To date, treating PXE had focused more on careful follow-up examinations with retinal specialists and avoiding long-term anticoagulation. Maintaining a low-calcium diet, increasing dietary magnesium, and administering phosphate binders such as aluminum hydroxide or sevelamer may yield a modest benefit (2).
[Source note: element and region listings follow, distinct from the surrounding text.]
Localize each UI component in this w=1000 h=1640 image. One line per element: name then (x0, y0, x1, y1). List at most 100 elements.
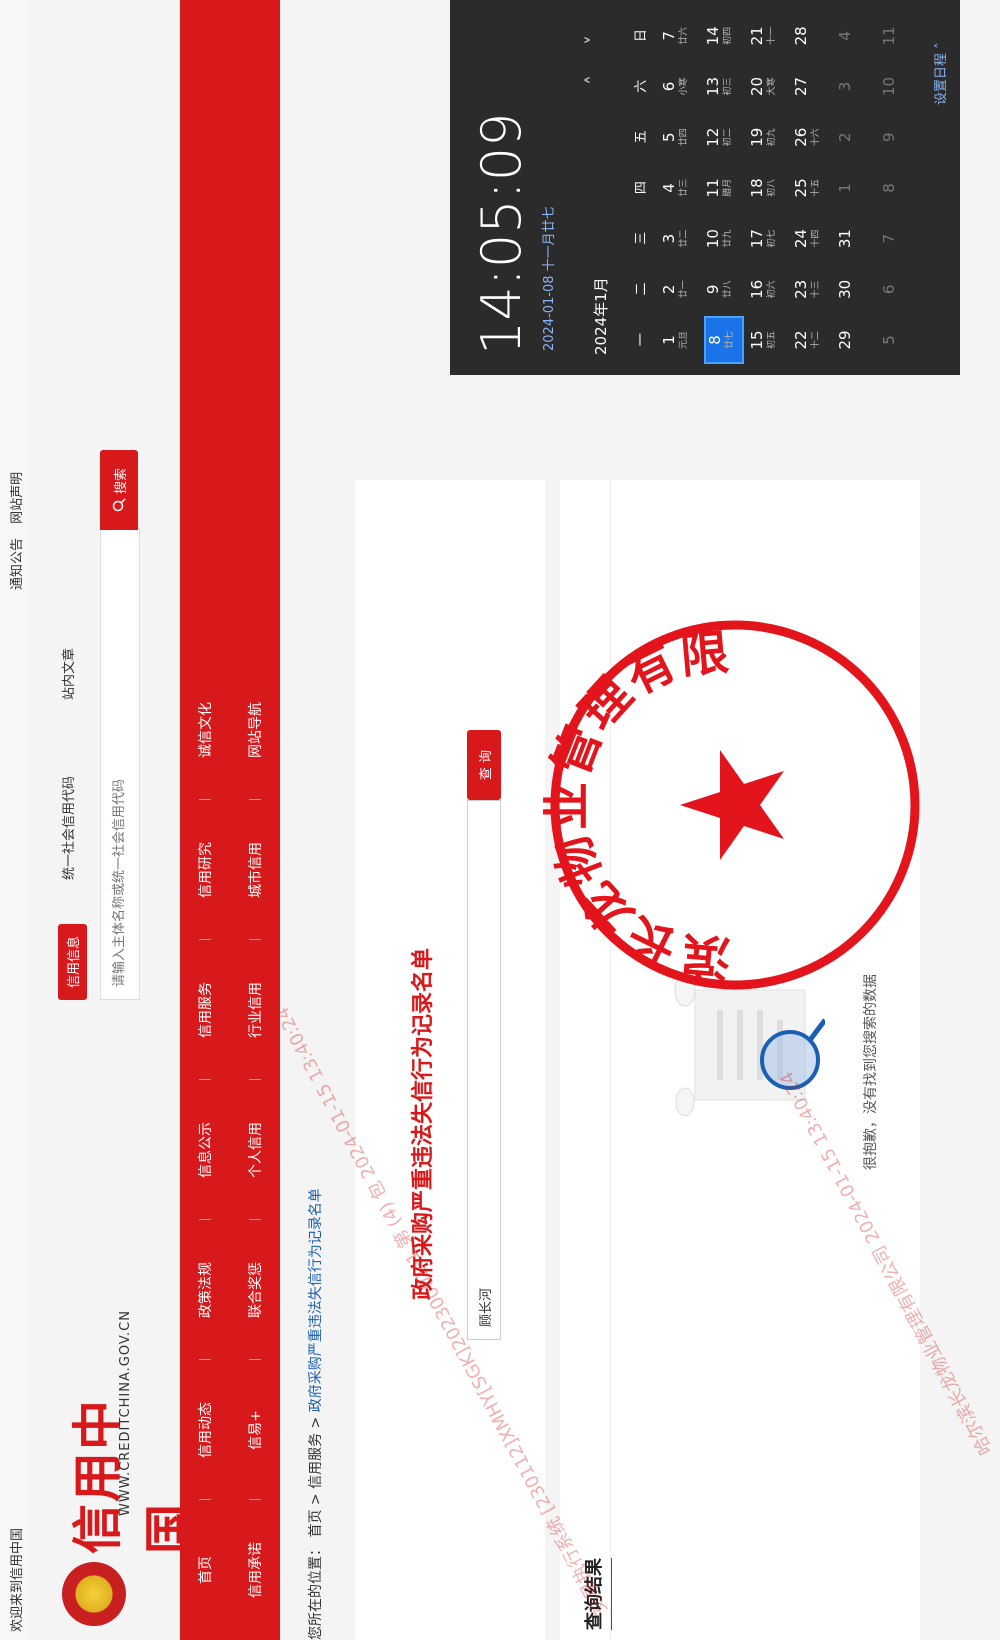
next-month-icon[interactable]: ˅ (582, 35, 606, 45)
nav-site-map[interactable]: 网站导航 (245, 660, 265, 800)
breadcrumb-current[interactable]: 政府采购严重违法失信行为记录名单 (308, 1188, 324, 1412)
calendar-day[interactable]: 7 廿六 (660, 12, 700, 60)
nav-disclosure[interactable]: 信息公示 (195, 1080, 215, 1220)
calendar-day[interactable]: 30 (836, 265, 876, 313)
nav-credit-service[interactable]: 信用服务 (195, 940, 215, 1080)
weekday: 六 (634, 79, 649, 93)
site-logo[interactable]: 信用中国 WWW.CREDITCHINA.GOV.CN (38, 1310, 199, 1640)
notice-link[interactable]: 通知公告 (10, 538, 25, 590)
search-button[interactable]: 搜索 (100, 450, 138, 530)
calendar-day-number: 31 (836, 229, 854, 249)
calendar-day-number: 18 (748, 178, 766, 198)
calendar-lunar-label: 十一 (767, 26, 777, 45)
clock-time: 14:05:09 (470, 112, 533, 355)
calendar-day[interactable]: 4 廿三 (660, 164, 700, 212)
calendar-day[interactable]: 13 初三 (704, 63, 744, 111)
tab-credit-info[interactable]: 信用信息 (58, 923, 87, 1000)
calendar-day[interactable]: 22 十二 (792, 316, 832, 364)
calendar-day[interactable]: 1 (836, 164, 876, 212)
nav-industry-credit[interactable]: 行业信用 (245, 940, 265, 1080)
clock-date[interactable]: 2024-01-08 十一月廿七 (538, 206, 557, 351)
calendar-day[interactable]: 3 廿二 (660, 215, 700, 263)
calendar-day-number: 4 (836, 31, 854, 41)
calendar-day-number: 20 (748, 76, 766, 97)
tab-site-articles[interactable]: 站内文章 (58, 648, 77, 700)
calendar-day[interactable]: 17 初七 (748, 215, 788, 263)
calendar-day-number: 26 (792, 127, 810, 147)
nav-integrity-culture[interactable]: 诚信文化 (195, 660, 215, 800)
calendar-day-number: 29 (836, 330, 854, 350)
calendar-day-today[interactable]: 8 廿七 (704, 316, 744, 364)
tab-credit-code[interactable]: 统一社会信用代码 (58, 776, 77, 880)
calendar-day[interactable]: 7 (880, 215, 920, 263)
calendar-day[interactable]: 11 (880, 12, 920, 60)
calendar-day[interactable]: 14 初四 (704, 12, 744, 60)
calendar-day-number: 9 (704, 284, 722, 295)
calendar-day[interactable]: 11 腊月 (704, 164, 744, 212)
search-input[interactable] (111, 545, 128, 989)
calendar-day[interactable]: 10 廿九 (704, 215, 744, 263)
breadcrumb-home[interactable]: 首页 (308, 1510, 324, 1538)
query-button[interactable]: 查 询 (467, 730, 501, 800)
weekday: 三 (634, 231, 649, 245)
nav-credit-commitment[interactable]: 信用承诺 (245, 1500, 265, 1640)
top-links: 通知公告 网站声明 (6, 462, 25, 590)
calendar-day[interactable]: 1 元旦 (660, 316, 700, 364)
set-schedule-link[interactable]: 设置日程 ˄ (930, 42, 949, 105)
calendar-day[interactable]: 4 (836, 12, 876, 60)
calendar-day-number: 7 (660, 31, 678, 41)
calendar-lunar-label: 元旦 (679, 331, 689, 350)
calendar-lunar-label: 十五 (811, 178, 821, 197)
calendar-day[interactable]: 10 (880, 63, 920, 111)
calendar-day-number: 13 (704, 76, 722, 97)
calendar-day[interactable]: 15 初五 (748, 316, 788, 364)
calendar-day[interactable]: 2 (836, 113, 876, 161)
calendar-day-number: 6 (660, 81, 678, 92)
calendar-day-number: 8 (706, 335, 724, 345)
calendar-day[interactable]: 6 小寒 (660, 63, 700, 111)
calendar-day[interactable]: 25 十五 (792, 164, 832, 212)
breadcrumb-credit-service[interactable]: 信用服务 (308, 1433, 324, 1489)
calendar-lunar-label: 十二 (811, 331, 821, 350)
calendar-day-number: 3 (660, 233, 678, 244)
calendar-day[interactable]: 26 十六 (792, 113, 832, 161)
calendar-day[interactable]: 29 (836, 316, 876, 364)
calendar-day[interactable]: 31 (836, 215, 876, 263)
nav-credit-news[interactable]: 信用动态 (195, 1360, 215, 1500)
calendar-day[interactable]: 8 (880, 164, 920, 212)
calendar-day[interactable]: 6 (880, 265, 920, 313)
calendar-day[interactable]: 28 (792, 12, 832, 60)
calendar-month[interactable]: 2024年1月 (590, 277, 611, 355)
query-input[interactable] (467, 800, 501, 1340)
calendar-day[interactable]: 5 廿四 (660, 113, 700, 161)
calendar-day[interactable]: 12 初二 (704, 113, 744, 161)
calendar-day[interactable]: 5 (880, 316, 920, 364)
prev-month-icon[interactable]: ˄ (582, 75, 606, 85)
calendar-day[interactable]: 9 (880, 113, 920, 161)
nav-policies[interactable]: 政策法规 (195, 1220, 215, 1360)
calendar-day[interactable]: 20 大寒 (748, 63, 788, 111)
calendar-day[interactable]: 3 (836, 63, 876, 111)
calendar-day[interactable]: 21 十一 (748, 12, 788, 60)
calendar-day-number: 25 (792, 178, 810, 198)
nav-credit-research[interactable]: 信用研究 (195, 800, 215, 940)
calendar-day-number: 19 (748, 127, 766, 147)
calendar-day[interactable]: 27 (792, 63, 832, 111)
calendar-day[interactable]: 2 廿一 (660, 265, 700, 313)
weekday: 日 (634, 29, 649, 43)
nav-home[interactable]: 首页 (195, 1500, 215, 1640)
calendar-day[interactable]: 24 十四 (792, 215, 832, 263)
nav-joint-rewards[interactable]: 联合奖惩 (245, 1220, 265, 1360)
weekday: 二 (634, 282, 649, 296)
calendar-lunar-label: 十六 (811, 128, 821, 147)
calendar-day[interactable]: 16 初六 (748, 265, 788, 313)
calendar-day[interactable]: 18 初八 (748, 164, 788, 212)
nav-city-credit[interactable]: 城市信用 (245, 800, 265, 940)
nav-personal-credit[interactable]: 个人信用 (245, 1080, 265, 1220)
calendar-day[interactable]: 23 十三 (792, 265, 832, 313)
nav-xinyi-plus[interactable]: 信易+ (245, 1360, 265, 1500)
statement-link[interactable]: 网站声明 (10, 472, 25, 524)
calendar-day[interactable]: 19 初九 (748, 113, 788, 161)
screen: 欢迎来到信用中国 通知公告 网站声明 信用中国 WWW.CREDITCHINA.… (0, 0, 1000, 1640)
calendar-day[interactable]: 9 廿八 (704, 265, 744, 313)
The short-chain fatty acid 4-phenylbutyrate (4-PBA) is used to treat urea cycle disorders, where it functions as a nitrogen-scavenging molecule. It has been previously demonstrated that 4-PBA promotes the maturation of ABCC6 mutants to the plasma membrane. In a humanized mouse model of pseudoxanthoma elasticum, Pomozi et al investigated whether 4-PBA treatments could rescue the calcification inhibition potential of selected ABCC6 mutants. They used the dystrophic cardiac calcification phenotype of Abcc6-/- mice as an indicator of ABCC6 function to quantify the effect of 4-PBA on human ABCC6 mutants transiently expressed in the liver. They demonstrated that 4-PBA administrations restored the physiological function of ABCC6 mutants, resulting in enhanced calcification inhibition. This study identified 4-PBA treatment as a promising strategy for allele-specific therapy of ABCC6-associated calcification disorders (3); it would be most useful in preventing, not reversing mineralization, confirming the need for early molecular identification and intervention.

Clearly, studies are required in PXE patients before any recommendations can be made. According to Epocrates, serious adverse reactions to sodium phenylbutyrate include neurotoxicity, anemia, leukopenia, and thrombocytopenia. Our patient had coronary artery disease necessitating bypass graft surgery and her brother died from vascular complications of PXE. What a glorious achievement it would be to be able to prevent pathologic vascular mineralization in PXE patients.

1. Li Q, et al. Research progress in pseudoxanthoma elasticum and related ectopic mineralization disorders. J Invest Dermatol 2016; 136: 550-6.
2. Marconi B, et al. Pseudoxanthoma elasticum and skin: Clinical manifestations, histopathology, pathomechanisms, perspective of treatment. Intractable Rare Dis Res 2015; 4: 113-22.
3. Pomozi V, et al. Functional rescue of ABCC6 deficiency by 4-phenylbutyrate therapy reduces dystrophic calcification in Abcc6-/- mice. J Invest Dermatol 2017; 137: 595-602.